We recently started a series of posts on establishing the pre-moneyvaluation of pre-revenue startup companies for purposes of investment by seed and startup investors. Dave Berkus is a founding member of the Tech Coast Angels in Southern California, a lecturer and educator. Add to Pre-moneyValuation.
They allow you to hire more people, purchase new technology, and establish new business connections, among many other benefits. Proposed private equity deal: Eventually, this business will require private equity to provide sufficient funding to develop some of the more robust aspects of the technology that will attract Fortune 500 clients.
As I think about how to make money in this competitive environment and where to make new investments, I keep coming back to the thought that there is still opportunity very early or very late in a company’s life cycle.
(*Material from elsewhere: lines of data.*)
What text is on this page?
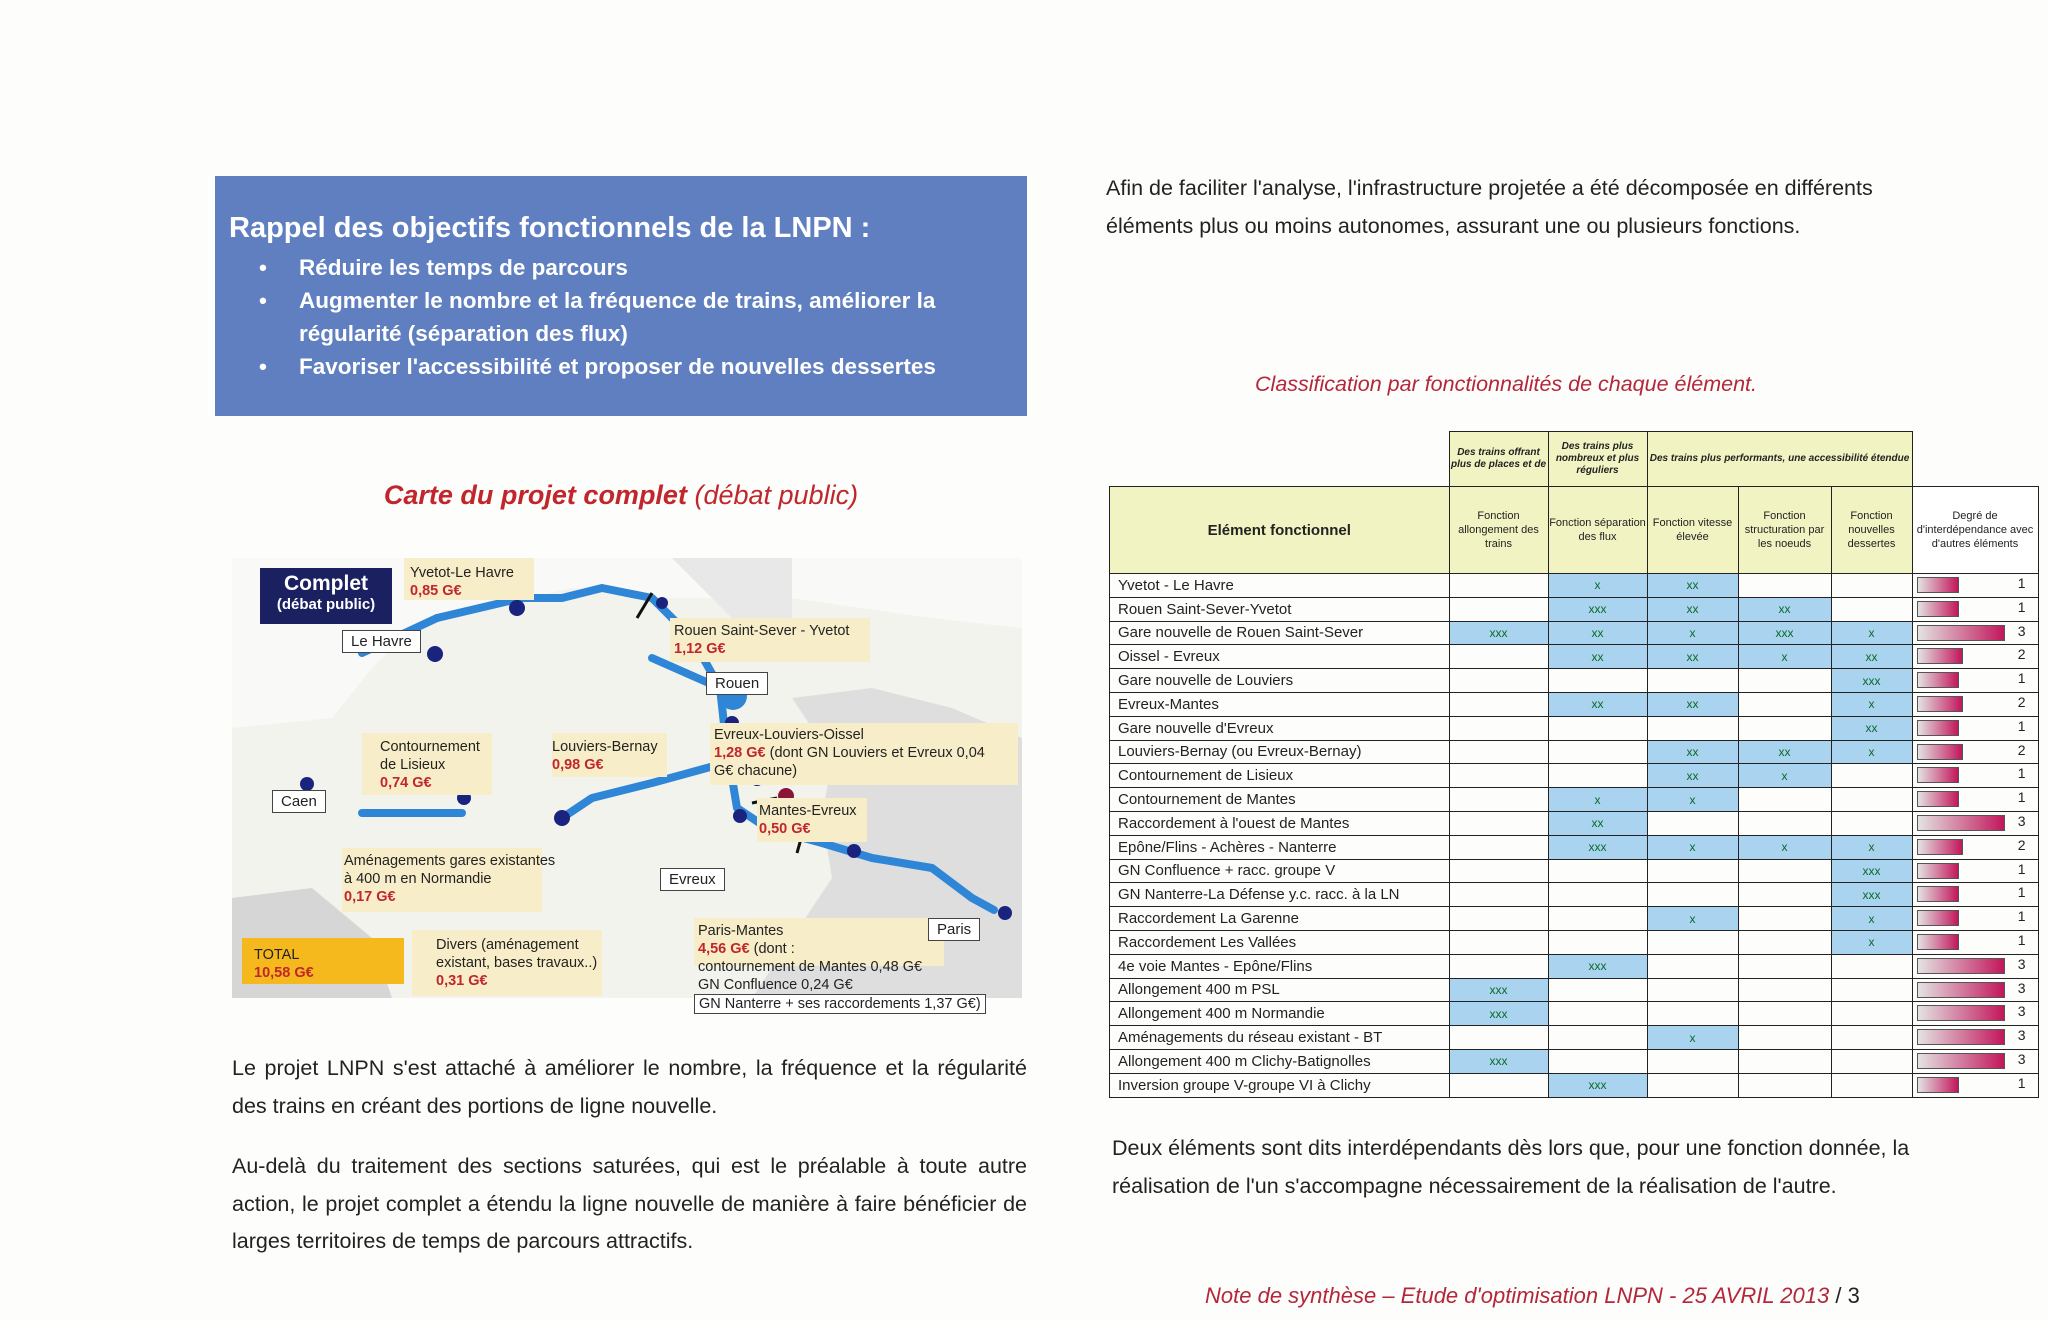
Rappel des objectifs fonctionnels de la LNPN :
• Réduire les temps de parcours
• Augmenter le nombre et la fréquence de trains, améliorer la régularité (séparation des flux)
• Favoriser l'accessibilité et proposer de nouvelles dessertes
Carte du projet complet (débat public)
Complet
(débat public)
Yvetot-Le Havre
0,85 G€
Rouen Saint-Sever - Yvetot
1,12 G€
Contournement
de Lisieux
0,74 G€
Louviers-Bernay
0,98 G€
Evreux-Louviers-Oissel
1,28 G€ (dont GN Louviers et Evreux 0,04
G€ chacune)
Mantes-Evreux
0,50 G€
Aménagements gares existantes
à 400 m en Normandie
0,17 G€
TOTAL
10,58 G€
Divers (aménagement
existant, bases travaux..)
0,31 G€
Paris-Mantes
4,56 G€ (dont :
contournement de Mantes 0,48 G€
GN Confluence 0,24 G€
GN Nanterre + ses raccordements 1,37 G€)
Le Havre
Rouen
Caen
Evreux
Paris
Le projet LNPN s'est attaché à améliorer le nombre, la fréquence et la régularité des trains en créant des portions de ligne nouvelle.
Au-delà du traitement des sections saturées, qui est le préalable à toute autre action, le projet complet a étendu la ligne nouvelle de manière à faire bénéficier de larges territoires de temps de parcours attractifs.
Afin de faciliter l'analyse, l'infrastructure projetée a été décomposée en différents éléments plus ou moins autonomes, assurant une ou plusieurs fonctions.
Classification par fonctionnalités de chaque élément.
	Des trains offrant plus de places et de	Des trains plus nombreux et plus réguliers	Des trains plus performants, une accessibilité étendue			
Elément fonctionnel	Fonction allongement des trains	Fonction séparation des flux	Fonction vitesse élevée	Fonction structuration par les noeuds	Fonction nouvelles dessertes	Degré de d'interdépendance avec d'autres éléments
Yvetot - Le Havre		x	xx			1

Rouen Saint-Sever-Yvetot		xxx	xx	xx		1

Gare nouvelle de Rouen Saint-Sever	xxx	xx	x	xxx	x	3

Oissel - Evreux		xx	xx	x	xx	2

Gare nouvelle de Louviers					xxx	1

Evreux-Mantes		xx	xx		x	2

Gare nouvelle d'Evreux					xx	1

Louviers-Bernay (ou Evreux-Bernay)			xx	xx	x	2

Contournement de Lisieux			xx	x		1

Contournement de Mantes		x	x			1

Raccordement à l'ouest de Mantes		xx				3

Epône/Flins - Achères - Nanterre		xxx	x	x	x	2

GN Confluence + racc. groupe V					xxx	1

GN Nanterre-La Défense y.c. racc. à la LN					xxx	1

Raccordement La Garenne			x		x	1

Raccordement Les Vallées					x	1

4e voie Mantes - Epône/Flins		xxx				3

Allongement 400 m PSL	xxx					3

Allongement 400 m Normandie	xxx					3

Aménagements du réseau existant - BT			x			3

Allongement 400 m Clichy-Batignolles	xxx					3

Inversion groupe V-groupe VI à Clichy		xxx				1
Deux éléments sont dits interdépendants dès lors que, pour une fonction donnée, la réalisation de l'un s'accompagne nécessairement de la réalisation de l'autre.
Note de synthèse – Etude d'optimisation LNPN - 25 AVRIL 2013 / 3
Witness the recent Sungard deal and others. If the private investors are willing and able to pay $11.3b
I’m posting my analysis of the most interesting story of Shark Tank season 4 episode 7 over there, and reviewing the rest of the pitches here. The company sought to raise $125,000 for 25% of the comapny, implying a $375,000 premoneyvaluation. The entrepreneurs dithered for a moment at the valuation.
I wassurprised recently when I realized that all the worst problems wefaced in our startup were due not to competitors, but investors.Dealing with competitors was easy by comparison. There never has to be atime when you have no revenues. The contacts and advice can be more important than the money. Whendel.icio.us
3] However, if they are built bottom up, they demonstrate and make explicit a range of business model assumptions the entrepreneur is using to think about his business and its revenue model. An average of these ranges results in a pre-moneyvaluation of about $4MM. stake in the company. The Consideration of Risk.
AGILEVC My idle thoughts on tech startups. Silicon Valley is still emerging from the tech bubble and massive downturn of late 2000-2002. LinkedIn’s product had only been live for a couple months, we only had tens of thousands of registered users, and wouldn’t start generating revenue for more than a year after this point.